Wie vieles hat sich doch die Technik von der Natur abgeschaut! - Erstaunlich, wie sich die Frucht der Klette im Fell von Tieren festhakt, um ihren Samen zu verbreiten. Dasselbe Prinzip verwendet die Industrie seit den fünfziger Jahren z. B. bei Verschlüssen für Sportbekleidung. Die Funktion: Elas­tische Plastikhäkchen verhaken sich, lassen sich aber durch starken Zug wieder lösen.

„Klettverschluss“ heißt diese praktische Lösung, die die Natur entwickelt hat. Oder müssen wir nicht besser sagen: der Schöpfer? Denn die Natur selbst hat nicht die Fähigkeit zu intelligenten und bewussten Entscheidungen, die nötig sind, um so etwas fertigzubringen. - Leider wird oft heutzutage von der Natur auf eine Weise gesprochen, als ob es sich um ein intelligentes und allmächtiges Wesen handeln würde!

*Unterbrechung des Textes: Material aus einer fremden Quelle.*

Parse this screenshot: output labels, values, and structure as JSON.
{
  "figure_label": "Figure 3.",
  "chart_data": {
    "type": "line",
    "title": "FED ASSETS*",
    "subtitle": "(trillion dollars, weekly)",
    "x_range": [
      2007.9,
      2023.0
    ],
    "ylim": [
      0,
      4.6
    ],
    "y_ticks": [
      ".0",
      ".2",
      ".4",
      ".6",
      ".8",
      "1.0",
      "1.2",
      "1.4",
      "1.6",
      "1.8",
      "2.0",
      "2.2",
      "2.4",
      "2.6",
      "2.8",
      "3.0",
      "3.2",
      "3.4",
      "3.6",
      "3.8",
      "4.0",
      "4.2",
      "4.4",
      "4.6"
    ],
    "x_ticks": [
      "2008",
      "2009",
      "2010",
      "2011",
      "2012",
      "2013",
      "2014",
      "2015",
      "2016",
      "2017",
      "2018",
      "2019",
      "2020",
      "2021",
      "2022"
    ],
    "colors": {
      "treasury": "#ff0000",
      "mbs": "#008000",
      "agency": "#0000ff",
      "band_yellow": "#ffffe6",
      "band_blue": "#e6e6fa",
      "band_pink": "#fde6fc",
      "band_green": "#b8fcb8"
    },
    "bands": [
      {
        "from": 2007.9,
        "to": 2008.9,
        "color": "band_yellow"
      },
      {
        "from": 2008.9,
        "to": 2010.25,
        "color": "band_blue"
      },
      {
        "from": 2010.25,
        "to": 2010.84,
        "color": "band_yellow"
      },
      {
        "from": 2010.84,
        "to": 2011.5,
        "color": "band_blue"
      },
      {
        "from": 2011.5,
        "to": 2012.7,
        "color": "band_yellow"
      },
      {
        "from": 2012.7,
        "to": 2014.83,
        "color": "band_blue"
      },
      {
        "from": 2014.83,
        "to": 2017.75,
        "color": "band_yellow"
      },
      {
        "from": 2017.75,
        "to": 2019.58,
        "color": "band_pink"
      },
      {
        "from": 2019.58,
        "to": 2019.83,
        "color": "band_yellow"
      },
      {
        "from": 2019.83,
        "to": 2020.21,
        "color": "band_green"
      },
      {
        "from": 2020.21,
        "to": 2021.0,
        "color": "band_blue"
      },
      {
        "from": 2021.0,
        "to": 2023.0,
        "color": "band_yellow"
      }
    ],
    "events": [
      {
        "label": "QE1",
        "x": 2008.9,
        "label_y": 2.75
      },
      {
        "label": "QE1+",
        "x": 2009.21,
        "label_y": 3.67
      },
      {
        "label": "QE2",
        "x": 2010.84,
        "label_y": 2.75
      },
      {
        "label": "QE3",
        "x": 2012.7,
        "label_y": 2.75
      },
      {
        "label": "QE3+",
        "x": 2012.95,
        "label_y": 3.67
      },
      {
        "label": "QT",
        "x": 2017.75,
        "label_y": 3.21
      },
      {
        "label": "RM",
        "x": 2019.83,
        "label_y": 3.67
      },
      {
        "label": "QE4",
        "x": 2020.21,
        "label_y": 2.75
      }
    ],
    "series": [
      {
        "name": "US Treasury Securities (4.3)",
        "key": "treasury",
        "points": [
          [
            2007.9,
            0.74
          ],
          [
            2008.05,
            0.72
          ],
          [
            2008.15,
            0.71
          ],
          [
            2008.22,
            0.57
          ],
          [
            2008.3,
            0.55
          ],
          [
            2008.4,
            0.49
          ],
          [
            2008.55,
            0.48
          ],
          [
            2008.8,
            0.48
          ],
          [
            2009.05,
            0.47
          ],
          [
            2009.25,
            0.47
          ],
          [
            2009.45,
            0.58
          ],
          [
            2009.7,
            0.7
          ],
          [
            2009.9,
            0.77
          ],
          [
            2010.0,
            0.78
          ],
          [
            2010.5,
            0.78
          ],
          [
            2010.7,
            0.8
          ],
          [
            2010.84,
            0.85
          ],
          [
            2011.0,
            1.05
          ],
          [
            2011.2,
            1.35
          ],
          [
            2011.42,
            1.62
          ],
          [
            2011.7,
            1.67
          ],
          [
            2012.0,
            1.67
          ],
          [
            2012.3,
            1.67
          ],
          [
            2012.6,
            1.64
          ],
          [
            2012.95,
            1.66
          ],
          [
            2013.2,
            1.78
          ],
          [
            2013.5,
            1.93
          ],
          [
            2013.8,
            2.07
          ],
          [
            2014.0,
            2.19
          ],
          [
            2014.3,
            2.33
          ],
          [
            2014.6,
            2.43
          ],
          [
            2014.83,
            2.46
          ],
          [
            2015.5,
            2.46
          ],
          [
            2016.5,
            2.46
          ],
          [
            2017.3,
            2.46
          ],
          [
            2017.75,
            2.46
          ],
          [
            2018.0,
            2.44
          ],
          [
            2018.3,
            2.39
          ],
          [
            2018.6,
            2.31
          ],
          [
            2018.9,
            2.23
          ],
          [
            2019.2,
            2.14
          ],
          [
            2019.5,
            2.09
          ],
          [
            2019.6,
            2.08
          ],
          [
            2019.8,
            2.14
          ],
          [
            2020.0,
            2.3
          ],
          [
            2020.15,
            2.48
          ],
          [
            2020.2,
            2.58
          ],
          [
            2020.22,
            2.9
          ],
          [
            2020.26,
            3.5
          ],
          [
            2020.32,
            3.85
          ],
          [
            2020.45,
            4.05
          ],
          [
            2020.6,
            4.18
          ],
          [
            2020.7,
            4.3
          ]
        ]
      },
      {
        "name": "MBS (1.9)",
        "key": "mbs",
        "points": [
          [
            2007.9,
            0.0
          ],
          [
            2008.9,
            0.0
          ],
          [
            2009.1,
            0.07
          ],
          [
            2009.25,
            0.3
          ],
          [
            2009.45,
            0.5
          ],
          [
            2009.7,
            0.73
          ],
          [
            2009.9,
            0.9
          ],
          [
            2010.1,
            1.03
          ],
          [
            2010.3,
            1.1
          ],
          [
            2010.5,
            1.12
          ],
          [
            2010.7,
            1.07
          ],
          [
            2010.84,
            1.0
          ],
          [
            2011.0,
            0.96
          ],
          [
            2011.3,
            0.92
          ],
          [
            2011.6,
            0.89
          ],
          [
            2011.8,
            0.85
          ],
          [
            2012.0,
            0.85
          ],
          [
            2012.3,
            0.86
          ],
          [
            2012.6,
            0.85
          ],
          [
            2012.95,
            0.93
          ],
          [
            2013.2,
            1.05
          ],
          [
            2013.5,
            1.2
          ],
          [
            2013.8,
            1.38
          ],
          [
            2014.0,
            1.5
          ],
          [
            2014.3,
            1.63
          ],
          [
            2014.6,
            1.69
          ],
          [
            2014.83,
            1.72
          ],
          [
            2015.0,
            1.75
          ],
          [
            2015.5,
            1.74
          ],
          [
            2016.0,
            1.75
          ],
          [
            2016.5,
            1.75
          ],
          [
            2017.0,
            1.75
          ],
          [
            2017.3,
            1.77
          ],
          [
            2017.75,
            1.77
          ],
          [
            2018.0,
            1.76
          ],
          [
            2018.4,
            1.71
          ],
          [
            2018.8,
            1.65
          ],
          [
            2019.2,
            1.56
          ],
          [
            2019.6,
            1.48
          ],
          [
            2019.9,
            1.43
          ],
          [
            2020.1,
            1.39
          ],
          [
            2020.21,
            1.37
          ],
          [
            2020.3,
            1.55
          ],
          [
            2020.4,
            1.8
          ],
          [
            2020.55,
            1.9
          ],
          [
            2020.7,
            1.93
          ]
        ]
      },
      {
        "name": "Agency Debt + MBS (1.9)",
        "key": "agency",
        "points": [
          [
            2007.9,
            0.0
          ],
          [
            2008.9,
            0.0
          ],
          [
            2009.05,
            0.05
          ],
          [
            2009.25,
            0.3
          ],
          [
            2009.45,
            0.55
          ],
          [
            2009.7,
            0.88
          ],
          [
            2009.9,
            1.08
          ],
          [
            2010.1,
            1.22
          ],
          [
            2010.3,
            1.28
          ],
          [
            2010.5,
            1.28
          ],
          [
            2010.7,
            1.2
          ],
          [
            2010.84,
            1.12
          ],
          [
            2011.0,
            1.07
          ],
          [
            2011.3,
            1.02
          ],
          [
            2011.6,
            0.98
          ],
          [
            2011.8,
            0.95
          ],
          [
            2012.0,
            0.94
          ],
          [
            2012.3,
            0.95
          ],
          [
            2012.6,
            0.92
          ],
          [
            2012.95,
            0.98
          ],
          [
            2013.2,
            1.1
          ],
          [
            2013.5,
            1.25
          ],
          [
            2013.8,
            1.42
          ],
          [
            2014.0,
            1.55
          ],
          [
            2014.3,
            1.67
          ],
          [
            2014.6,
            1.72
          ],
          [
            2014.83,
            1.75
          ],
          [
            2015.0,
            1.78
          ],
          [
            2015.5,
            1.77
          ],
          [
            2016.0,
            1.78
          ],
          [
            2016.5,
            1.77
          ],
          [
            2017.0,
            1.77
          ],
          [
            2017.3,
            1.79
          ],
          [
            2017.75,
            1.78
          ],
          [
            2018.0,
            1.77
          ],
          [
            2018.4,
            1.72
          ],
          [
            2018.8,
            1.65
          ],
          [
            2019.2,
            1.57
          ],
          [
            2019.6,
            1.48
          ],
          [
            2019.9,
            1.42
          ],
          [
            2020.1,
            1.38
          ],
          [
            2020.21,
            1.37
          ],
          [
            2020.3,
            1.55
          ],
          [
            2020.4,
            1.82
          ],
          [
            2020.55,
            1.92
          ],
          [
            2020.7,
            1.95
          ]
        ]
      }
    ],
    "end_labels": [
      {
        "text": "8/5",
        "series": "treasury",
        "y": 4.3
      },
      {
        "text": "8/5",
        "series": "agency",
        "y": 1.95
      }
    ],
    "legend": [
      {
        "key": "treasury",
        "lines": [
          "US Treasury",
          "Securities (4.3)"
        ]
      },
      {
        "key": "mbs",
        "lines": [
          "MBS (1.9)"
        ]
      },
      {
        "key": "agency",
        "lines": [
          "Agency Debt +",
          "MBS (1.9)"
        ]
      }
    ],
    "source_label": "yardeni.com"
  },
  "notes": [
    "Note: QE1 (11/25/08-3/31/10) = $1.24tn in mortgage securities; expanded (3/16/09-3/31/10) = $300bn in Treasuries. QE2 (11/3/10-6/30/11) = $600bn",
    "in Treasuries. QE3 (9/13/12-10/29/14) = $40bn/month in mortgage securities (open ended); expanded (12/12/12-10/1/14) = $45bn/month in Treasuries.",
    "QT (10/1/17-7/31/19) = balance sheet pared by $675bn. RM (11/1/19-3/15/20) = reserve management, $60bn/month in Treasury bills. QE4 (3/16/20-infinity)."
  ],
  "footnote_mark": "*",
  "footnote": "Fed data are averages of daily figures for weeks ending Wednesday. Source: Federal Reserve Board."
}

Umfragen zeigen, dass sich leider viele Wissenschaftler eine Entstehung des Weltalls und des Lebens ganz ohne einen Schöpfergott vorstellen. Damit bleiben aber viele Fragen offen, die aber eine Antwort finden, wenn wir die Bibel, das Wort Gottes, zur Hand nehmen.

Die Bibel spricht von einem Schöpfer, der uns liebt und diese wunderbare Welt für uns geschaffen hat. Er möchte, dass wir Ihm und niemand anders die Ehre für alle seine Wunder geben, und sei es auch ein so kleines Wunder wie das der Klette.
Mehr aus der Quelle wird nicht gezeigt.